Increasingly, for building the software (and some hardware) parts of these products the models are transformed directly into the actual product components through autocode generation or model driven manufacturing systems. Since the models must comprehend many dimensions of variability, including option based variants, time-based, serialized or lot effectivities, model management systems must support these capabilities. In today’s practice, most Product Lifecycle Management (PLM) systems contain these capabilities, but their integrations to modeling tools are limited, mainly due to lack of standards and defined modeling language support for those concepts. In the rare cases where models are used to handle this complex variability they have been integrated into PLM systems with significant effort and custom code. Application Lifecycle Management systems are beginning to gain product line capabilities, but take a software centered view on the problem that does not always match the hardware or total system design approach. The modeling of the mechanical Computer Aided Design (CAD) elements is supported in these variation dimensions better than the software or systems level models, owing to the history of PLM systems predecessors, the Product Data Management (PDM) systems that evolved to handle the CAD data in complex variable assemblies.

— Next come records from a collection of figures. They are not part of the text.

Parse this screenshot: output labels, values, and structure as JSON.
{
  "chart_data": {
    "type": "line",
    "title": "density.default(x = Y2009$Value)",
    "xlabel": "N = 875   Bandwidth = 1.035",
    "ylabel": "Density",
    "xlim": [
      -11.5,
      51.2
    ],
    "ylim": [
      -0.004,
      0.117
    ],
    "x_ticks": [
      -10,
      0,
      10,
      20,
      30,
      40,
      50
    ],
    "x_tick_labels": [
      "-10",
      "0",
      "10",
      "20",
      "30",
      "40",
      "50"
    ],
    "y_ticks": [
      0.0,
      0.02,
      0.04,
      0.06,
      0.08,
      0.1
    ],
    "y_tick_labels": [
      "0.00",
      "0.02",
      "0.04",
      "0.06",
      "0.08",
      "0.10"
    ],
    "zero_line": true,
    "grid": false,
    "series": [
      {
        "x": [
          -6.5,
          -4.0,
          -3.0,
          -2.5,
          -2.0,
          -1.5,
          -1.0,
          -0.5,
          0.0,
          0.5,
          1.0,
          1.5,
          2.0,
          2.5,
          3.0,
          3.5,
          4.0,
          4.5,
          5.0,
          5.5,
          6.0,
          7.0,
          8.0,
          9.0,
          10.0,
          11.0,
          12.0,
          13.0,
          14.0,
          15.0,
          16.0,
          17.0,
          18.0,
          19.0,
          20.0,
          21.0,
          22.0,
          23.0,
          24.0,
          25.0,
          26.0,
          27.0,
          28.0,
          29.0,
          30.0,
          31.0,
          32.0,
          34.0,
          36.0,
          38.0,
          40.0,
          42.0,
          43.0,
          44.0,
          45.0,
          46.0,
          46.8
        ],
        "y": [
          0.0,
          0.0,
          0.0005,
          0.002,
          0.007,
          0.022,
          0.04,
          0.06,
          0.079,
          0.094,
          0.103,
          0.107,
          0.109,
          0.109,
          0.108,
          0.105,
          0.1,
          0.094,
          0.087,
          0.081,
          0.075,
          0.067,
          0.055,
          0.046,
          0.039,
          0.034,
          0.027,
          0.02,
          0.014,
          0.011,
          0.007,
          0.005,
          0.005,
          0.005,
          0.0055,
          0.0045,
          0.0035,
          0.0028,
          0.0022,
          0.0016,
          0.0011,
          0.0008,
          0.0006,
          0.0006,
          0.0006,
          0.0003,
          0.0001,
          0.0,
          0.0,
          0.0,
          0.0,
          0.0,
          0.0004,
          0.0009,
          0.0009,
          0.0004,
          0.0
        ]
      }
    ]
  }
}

Another challenge industry faces in integrating modeling tools is in the choice of investment. In order to make a good modeling investment decision, it’s important to accurately forecast future capability and future cost.  As standards become more comprehensive and more widely accepted, industry members will be able to increase investment based on increased confidence of future usefulness.  Standards supporting protection of intellectual property will help address the challenge of developing an agile environment with suppliers and other partners in a business environment where protection of intellectual property is important.

 

Collaboration depends on some level of standardization. The more standardization, the more capability exists for collaboration. Internal standards on MCAD modeling practices, model schemas, model quality check rules, etc., are the first step to collaborate internally. As standards are adopted by a company’s customers and supply chain, it builds capability for further collaboration. Understanding the standards is important as we must constantly evaluate the value of adopting a new standard relative to the cost of working with incomplete standards. Vendors tend to promote the standards that they adopt in order to capture a larger share of the market. They are not always ready for real world deployment .Model Management depends on specifying the model types that will be managed, the scope of control, and the method of governance.